La descente lundi du tribunal de l’auditorat militaire sur le lieu du crime où fut commis le meurtre du député Daniel Botethi pour la reconstitution des faits a édifié autant les jurés que l’assistance sur les actes et le rôle joué par les assassins qui comparaissent au procès

Le coin des avenues Haute tension et Plantain, au quartier Ma Campagne, a abrité les travaux du Tribunal militaire de garnison de Ngaliema, consacrés essentiellement à la reconstitution des faits. Deux prévenus principaux ont été amenés sur le terrain pour qu’ils décrivent chacun, toute la scène du crime tel qu’elle s’est déroulée dans la nuit du samedi 5 au dimanche 6 juillet 2008.
Devant une foule nombreuse constituée par les avocats des parties, des journalistes, des militaires, des policiers et des badauds, le tribunal à d’abord invite Patrick à décrire ce qu’il avait vécu cette nuit-là. Mwewa a retracé leur itinéraire qui a commence par le camp bataillon mobile de Kintambo. C’est là qu’ils ont fume du chanvre et bu le lotoko, l’alcool indigène.
Ensuite, ils se sont dirigés, dira t-il, au camp Luano, à la cache des tenues et armes de guerre, avant de se de porter sur le lieu des faits.

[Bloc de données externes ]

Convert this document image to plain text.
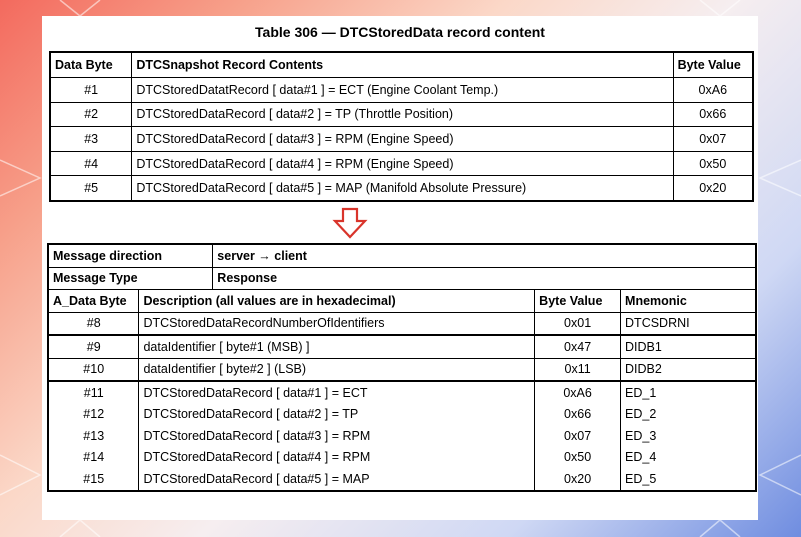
Table 306 — DTCStoredData record content
Data Byte	DTCSnapshot Record Contents	Byte Value
#1	DTCStoredDatatRecord [ data#1 ] = ECT (Engine Coolant Temp.)	0xA6
#2	DTCStoredDataRecord [ data#2 ] = TP (Throttle Position)	0x66
#3	DTCStoredDataRecord [ data#3 ] = RPM (Engine Speed)	0x07
#4	DTCStoredDataRecord [ data#4 ] = RPM (Engine Speed)	0x50
#5	DTCStoredDataRecord [ data#5 ] = MAP (Manifold Absolute Pressure)	0x20
Message direction		server → client		
Message Type		Response		
A_Data Byte	Description (all values are in hexadecimal)		Byte Value	Mnemonic
#8	DTCStoredDataRecordNumberOfIdentifiers		0x01	DTCSDRNI
#9	dataIdentifier [ byte#1 (MSB) ]		0x47	DIDB1
#10	dataIdentifier [ byte#2 ] (LSB)		0x11	DIDB2
#11	DTCStoredDataRecord [ data#1 ] = ECT		0xA6	ED_1
#12	DTCStoredDataRecord [ data#2 ] = TP		0x66	ED_2
#13	DTCStoredDataRecord [ data#3 ] = RPM		0x07	ED_3
#14	DTCStoredDataRecord [ data#4 ] = RPM		0x50	ED_4
#15	DTCStoredDataRecord [ data#5 ] = MAP		0x20	ED_5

Les voilà au fameux virage de tous les coups, le croisement de deux avenues Haute tension et Plantain, situé en face d’une station HT/MT de la Snel. Un endroit stratégique qui offre une vue panoramique sur les véhicules grimpant la colline. C’est l’observatoire de la bande et le secteur de prédilection des braquages. Mwewa s’est d’abord situé au croisement des avenues Nguma et Haute tension ou il a dit qu’il faisait le guet.
Plusieurs véhicules passaient sur l’avenue Nguma et c’est quand il apercevra la Mercedes de Daniel Boteti emprunter l’avenue Haute tension, qu’il ira alerter la bande.
La-dessus, le prévenu avait donné diverses versions qui ne concordent pas. Pourtant, au camp Kokolo, il soutenait qu’il est demeuré à son poste d’observation. Surpris par des coups de feu, il est alors monte pour s’enquérir de cette fusillade.
Dans ces circonstances, Mwewa a attrapé une balle dans l’abdomen sans savoir qui a tiré.
Lundi, il a livré quelques assurances selon lesquelles ce sont ses acolytes qui lui ont reproché d’être paniquard et avaient tire sur lui. Mais l’organe de la loi et les avocats de parties civiles se sont réjouis du fait que Mwewa a pu donner la position occupée par ses compagnons d’armes et leurs acolytes. Selon lui, ils s’étaient postés à la clôture du grillage de la station HT/MT de la Snel. Position que les experts de la police scientifique de la DRGSS ont relevé dans leur croquis du lieu et qui indique l’orientation de la trajectoire des balles qui ont touché Daniel Boteti.